業務用エアコンでよく見られる「水位エラー(例:ダイキン=A3、三菱=P8、日立=P20)」とは、
“内部で排水がうまく流れていない”状態を検知したエラーです。
冷房中にエアコン内部では結露水(ドレン水)が発生します。
これを「ドレンポンプ」という装置で室外へ排出しますが、
この水が正しく流れないと、内部で水位が上昇。
センサーが異常を感知してエアコンを止める — これが「水位エラー」です。
つまり、**“水の流れが滞ったときの安全停止機構”**とも言えます。
ただし、このエラーを軽視して放置すると、水漏れや天井腐食などの重大トラブルに発展します。

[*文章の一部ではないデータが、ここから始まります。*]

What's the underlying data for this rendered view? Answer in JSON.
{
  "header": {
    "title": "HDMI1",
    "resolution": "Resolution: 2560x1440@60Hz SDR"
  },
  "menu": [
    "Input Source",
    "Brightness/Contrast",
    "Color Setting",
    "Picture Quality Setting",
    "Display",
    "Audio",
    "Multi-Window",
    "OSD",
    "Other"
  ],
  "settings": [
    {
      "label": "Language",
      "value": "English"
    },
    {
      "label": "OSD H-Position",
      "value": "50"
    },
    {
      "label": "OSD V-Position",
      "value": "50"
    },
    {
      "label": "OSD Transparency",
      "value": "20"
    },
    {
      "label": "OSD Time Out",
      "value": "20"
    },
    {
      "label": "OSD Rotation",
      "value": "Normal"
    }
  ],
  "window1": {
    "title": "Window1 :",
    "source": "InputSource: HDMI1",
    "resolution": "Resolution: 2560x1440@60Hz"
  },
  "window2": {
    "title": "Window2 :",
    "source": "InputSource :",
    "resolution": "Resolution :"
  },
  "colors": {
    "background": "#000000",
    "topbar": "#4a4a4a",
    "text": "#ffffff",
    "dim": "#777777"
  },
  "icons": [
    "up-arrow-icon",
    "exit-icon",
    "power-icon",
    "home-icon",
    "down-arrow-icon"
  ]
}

■ 【図解イメージ】ドレン排水の流れ(天カセ4方向型の場合)
この中のどこかで「詰まり」や「ポンプ不良」「勾配不良」などが起きると、
水位センサーが上昇を検知し、エラー表示が出ます。
■ 主な原因と症状の関係
| 原因 | 典型的な症状 | 備考 |
|---|---|---|
| ドレンホース詰まり | 水がチョロチョロ逆流、異臭 | カビ・虫・スライム汚れが主因 |
| ポンプ不良 | 運転後すぐに停止・異音 | モーター劣化や導通不良 |
| 水位センサー誤作動 | エラー表示が断続的に出る | フロートスイッチ劣化 |
| 排水勾配不良 | 定期的に同じ時間帯で停止 | 設置時の施工不良が多い |
| フィルター汚れ | 結露量が増えオーバーフロー | 内部の結露バランス悪化 |
■ 一般的な清掃では“根本的に防げない理由”
よく「ドレンホースを掃除した」「ポンプを交換したけど再発した」というケースがあります。
これは、“流体バランス”を無視した対応が原因です。
排水ラインは単純なホースではなく、
-
内圧
-
温度差による表面張力
-
微生物繁殖(バイオフィルム)
など、物理・化学的な要素が絡みます。
例えば、わずかに逆勾配(下がっているはずが上がっている)になっていると、
目視では流れていても、実際には負圧が生じて途中で水が止まることがあります。
これが「詰まっていないのに水位エラーが出る」代表的なパターンです。
■ プロが行う“水位エラー再発させない”業務用エアコンクリーニング
① 【熱交換器、ドレンパン洗浄】
エアコンメインとなる熱交換器の洗浄と汚れや排水が溜まるドレンパンの内部に溜まったスライムやカビや汚れを徹底的に洗浄していきます。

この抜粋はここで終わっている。